A manhã gelada foi aquecida pelo amor de dona Edi e seu João. A porta que segurava a plaquinha do time Figueirense estava aberta, dona Edi arrumando as bolachas de sal para o café, enquanto o marido ainda dormia. Como costuma fazer diariamente, foi acordá-lo, pois ele também tem suas tarefas para ajudar a arrumar a mesa. Enquanto ele levava melancia, ela segurava o melão. E assim montavam o café na sacada, cantinho preferido para a refeição, onde era possível ver diversos prédios e o mar. Também é nesse local que o casal gosta de sentar para conversar durante a manhã e observar quais vizinhos já acordaram, bem como ver quem levou o cachorro para passear ou checar se a empregada de outro já estava limpando a janela. O sol da manhã iluminava o apartamento e aquecia a sacada de dona Edi e seu João, onde tomavam café de pijama, roupão e pantufa. De repente, o café teve uma pausa.

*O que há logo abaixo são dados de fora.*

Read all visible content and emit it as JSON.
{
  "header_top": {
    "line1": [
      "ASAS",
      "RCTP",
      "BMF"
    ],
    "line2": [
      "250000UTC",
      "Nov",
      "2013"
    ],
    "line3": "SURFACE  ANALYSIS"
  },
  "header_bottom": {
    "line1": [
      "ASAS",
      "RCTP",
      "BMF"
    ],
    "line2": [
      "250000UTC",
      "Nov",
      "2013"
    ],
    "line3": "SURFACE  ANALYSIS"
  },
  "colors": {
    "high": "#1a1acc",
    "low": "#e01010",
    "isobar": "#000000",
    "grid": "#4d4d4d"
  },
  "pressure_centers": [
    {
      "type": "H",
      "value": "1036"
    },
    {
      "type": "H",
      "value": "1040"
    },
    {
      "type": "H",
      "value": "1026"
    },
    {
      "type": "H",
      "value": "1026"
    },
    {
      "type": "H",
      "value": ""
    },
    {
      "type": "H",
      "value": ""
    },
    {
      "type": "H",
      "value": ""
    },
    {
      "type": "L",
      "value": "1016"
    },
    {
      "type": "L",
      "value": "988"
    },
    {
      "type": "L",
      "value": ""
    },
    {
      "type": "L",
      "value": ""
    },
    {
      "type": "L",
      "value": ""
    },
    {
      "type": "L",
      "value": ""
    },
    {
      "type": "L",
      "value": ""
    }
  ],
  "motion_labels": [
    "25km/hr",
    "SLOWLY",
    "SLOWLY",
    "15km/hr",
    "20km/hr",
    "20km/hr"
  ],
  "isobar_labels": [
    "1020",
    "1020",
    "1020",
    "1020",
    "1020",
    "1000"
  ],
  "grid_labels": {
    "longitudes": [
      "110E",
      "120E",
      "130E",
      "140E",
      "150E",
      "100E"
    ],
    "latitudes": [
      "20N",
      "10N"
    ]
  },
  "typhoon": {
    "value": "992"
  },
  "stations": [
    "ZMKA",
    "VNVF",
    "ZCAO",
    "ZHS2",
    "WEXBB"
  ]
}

“-Ô nego, vamo acordar a Pri?”, diz dona Edi.

E ele responde questionando: “-A Pri, cadê a Pri?”.

E saíram dali para o quarto de visitas e da máquina de costura, onde dormia a primeira neta da vó, que nasceu em 1985, mesmo ano em que o casal comemorou Bodas de Prata e finalmente formalizou a relação, 25 anos após fugirem. “Quando olho pra Pri lembro da enfermeira mostrando ela pra mim”, conta a avó orgulhosa. Dá para notar o brilho nos olhos de dona Edi ao falar do passado e relembrar os momentos pelos quais passou. Ela não guarda fotografia porque diz que o presente é o que mais importa. A mulher que diz que as netas não devem ser como ela, “mandona e brava”, conta durante o café que seu João nunca a chama de Edi, sempre de nega e aproveita para questionar:

“-Tu sabe meu nome todo, nego?

Ele responde: “- Pri”.

E ela repete: “Não nego, tu sabe meu nome todo?”.

“-Edi Pires”.

Enquanto isso, a Pri, que já havia acordado, assopra baixinho “Leoni”. E ele consegue completar o nome da amada: “Edi Leoni Amorim Pires”. E o brilho surgia novamente no olhar de dona Edi enquanto contestava: “É por isso que sou avaiana”.

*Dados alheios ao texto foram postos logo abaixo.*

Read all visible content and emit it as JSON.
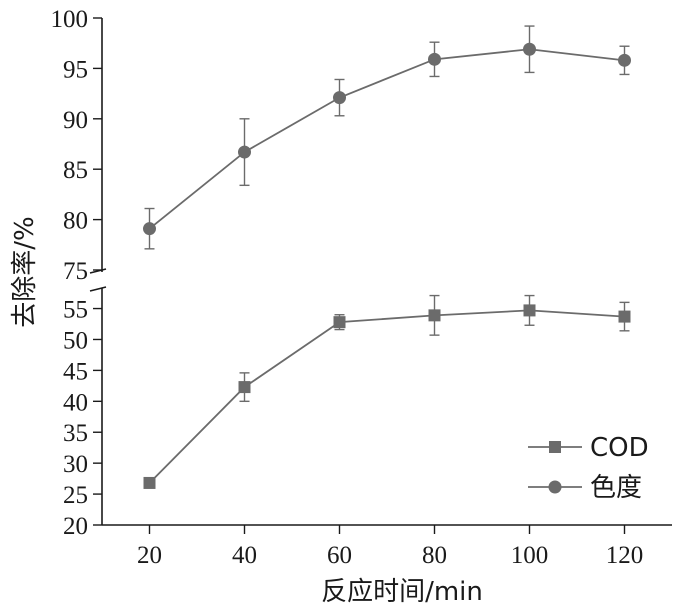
{
  "chart_data": {
    "type": "line",
    "xlabel": "反应时间/min",
    "ylabel": "去除率/%",
    "x": [
      20,
      40,
      60,
      80,
      100,
      120
    ],
    "xlim": [
      10,
      130
    ],
    "ylim_upper": [
      75,
      100
    ],
    "ylim_lower": [
      20,
      58
    ],
    "y_ticks_upper": [
      75,
      80,
      85,
      90,
      95,
      100
    ],
    "y_ticks_lower": [
      20,
      25,
      30,
      35,
      40,
      45,
      50,
      55
    ],
    "x_ticks": [
      20,
      40,
      60,
      80,
      100,
      120
    ],
    "axis_break": true,
    "grid": false,
    "legend_position": "bottom-right",
    "series": [
      {
        "name": "COD",
        "marker": "square",
        "panel": "lower",
        "values": [
          26.8,
          42.3,
          52.8,
          53.9,
          54.7,
          53.7
        ],
        "errors": [
          0,
          2.3,
          1.2,
          3.2,
          2.4,
          2.3
        ],
        "color": "#6b6b6b"
      },
      {
        "name": "色度",
        "marker": "circle",
        "panel": "upper",
        "values": [
          79.1,
          86.7,
          92.1,
          95.9,
          96.9,
          95.8
        ],
        "errors": [
          2.0,
          3.3,
          1.8,
          1.7,
          2.3,
          1.4
        ],
        "color": "#6b6b6b"
      }
    ]
  }
}
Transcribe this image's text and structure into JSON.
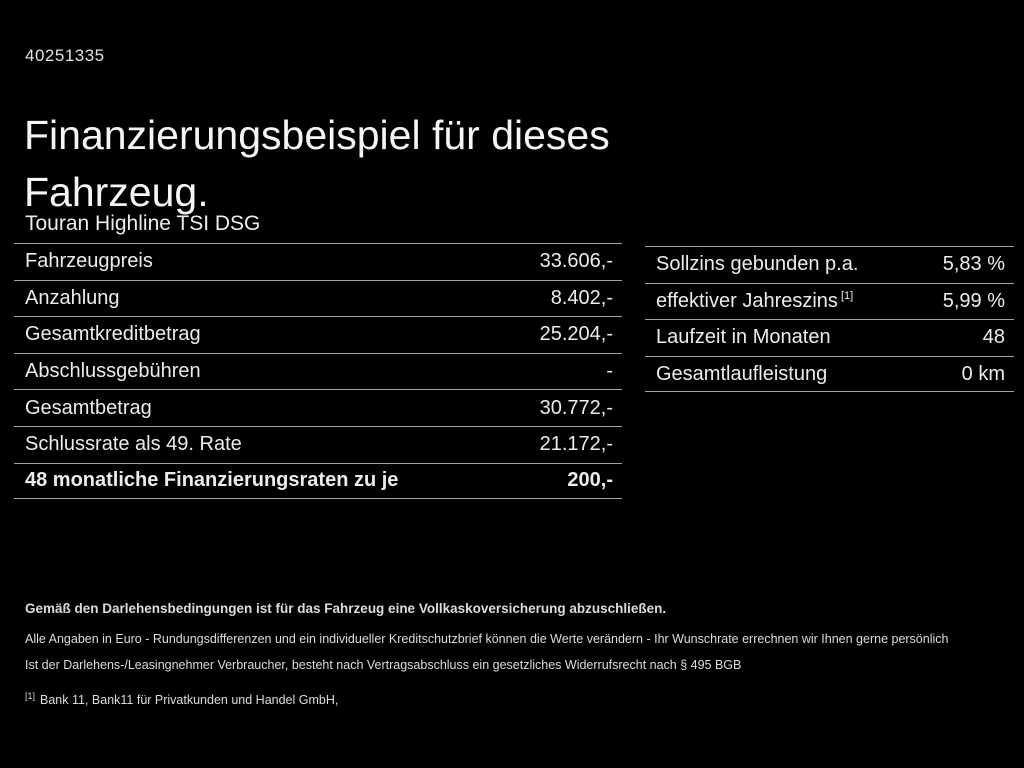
{
  "page": {
    "ref_number": "40251335",
    "title": "Finanzierungsbeispiel für dieses Fahrzeug.",
    "vehicle": "Touran Highline TSI DSG"
  },
  "colors": {
    "background": "#000000",
    "text": "#f0f0f0",
    "divider": "#a3a3a3"
  },
  "finance_table": {
    "rows": [
      {
        "label": "Fahrzeugpreis",
        "value": "33.606,-"
      },
      {
        "label": "Anzahlung",
        "value": "8.402,-"
      },
      {
        "label": "Gesamtkreditbetrag",
        "value": "25.204,-"
      },
      {
        "label": "Abschlussgebühren",
        "value": "-"
      },
      {
        "label": "Gesamtbetrag",
        "value": "30.772,-"
      },
      {
        "label": "Schlussrate als 49. Rate",
        "value": "21.172,-"
      },
      {
        "label": "48 monatliche Finanzierungsraten zu je",
        "value": "200,-"
      }
    ]
  },
  "terms_table": {
    "rows": [
      {
        "label": "Sollzins gebunden p.a.",
        "sup": "",
        "value": "5,83 %"
      },
      {
        "label": "effektiver Jahreszins",
        "sup": "[1]",
        "value": "5,99 %"
      },
      {
        "label": "Laufzeit in Monaten",
        "sup": "",
        "value": "48"
      },
      {
        "label": "Gesamtlaufleistung",
        "sup": "",
        "value": "0 km"
      }
    ]
  },
  "footnotes": {
    "line1": "Gemäß den Darlehensbedingungen ist für das Fahrzeug eine Vollkaskoversicherung abzuschließen.",
    "line2": "Alle Angaben in Euro - Rundungsdifferenzen und ein individueller Kreditschutzbrief können die Werte verändern - Ihr Wunschrate errechnen wir Ihnen gerne persönlich",
    "line3": "Ist der Darlehens-/Leasingnehmer Verbraucher, besteht nach Vertragsabschluss ein gesetzliches Widerrufsrecht nach § 495 BGB",
    "line4_marker": "[1]",
    "line4": "Bank 11, Bank11 für Privatkunden und Handel GmbH,"
  }
}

Seu João gosta de ficar papeando na sacada e, se dona Edi não o chama para trocar de roupa, ele passa a manhã de roupão. Ao preparar as coisas, ela mostra as colchas de retalho e os fuxicos que adora fazer. Começou a costurar com 15 anos e, certa vez, quando teve que apoiar o marido ao descobrir uma doença mascarada, fez 400 de uma só vez. “Posso estar brava, quando venho para a máquina esqueço do mundo”. Ela aprende algumas coisas na internet, usando seu tablet ou celular para ver vídeos no Youtube. Conectada, já teve até 3 perfis no Facebook, pois ao esquecer a senha criava outra conta. Suas netas a ajudam apagando perfis antigos. De roupas trocadas, a pantufa continuava nos pés de dona Edi e seu João. Segundo ela, a friagem e a doença vem pelos pés.

Dona Edi considera a vida como um cesto de rosas abertas: “há aquelas que estão lindas e outras mais murchinhas”. Para seu João, as rosas vermelhas são “encarnadas”. Para ambos, não há segredo do amor, talvez por serem almas gêmeas se deram tão bem, mas mesmo assim é preciso saber lidar com cada situação, bem como perdoar e ceder quando necessário. Dona Edi relembra uma frase que ouvia muito de sua mãe e avó: “Quem come a carne, rói os ossos”. Os dois nunca se separam um dia sequer.

“- Quéis águinha”, chegava seu João com uma garrafinha.

Como uma das netas, como ele costuma chamar “a Bru, a Bru”, ele toma água o dia todo. E também oferece para a mulher, que não gosta muito mas reconhece os benefícios para a saúde. O cuidado é uma característica essencial para viver tantos anos ao lado de um amor, além da coragem de tentar algo diferente. Seu João, depois de ir ao cinema com dona Edi, disse: “Eu quero estar casado contigo no meu aniversário, que é 4 de outubro” e logo a pediu em namoro. A moça que tinha acabado de terminar uma relação aceitou na hora e o primeiro encontro foi na Procissão do Senhor dos Passos. Enquanto acompanhava a namorada, seu João ouvia no radinho o jogo do Figueirense. Depois de dois meses, eles fugiram. “Não vi os anos passarem, foi tudo tão bom que quando vi, já estávamos velhos”, disse dona Edi.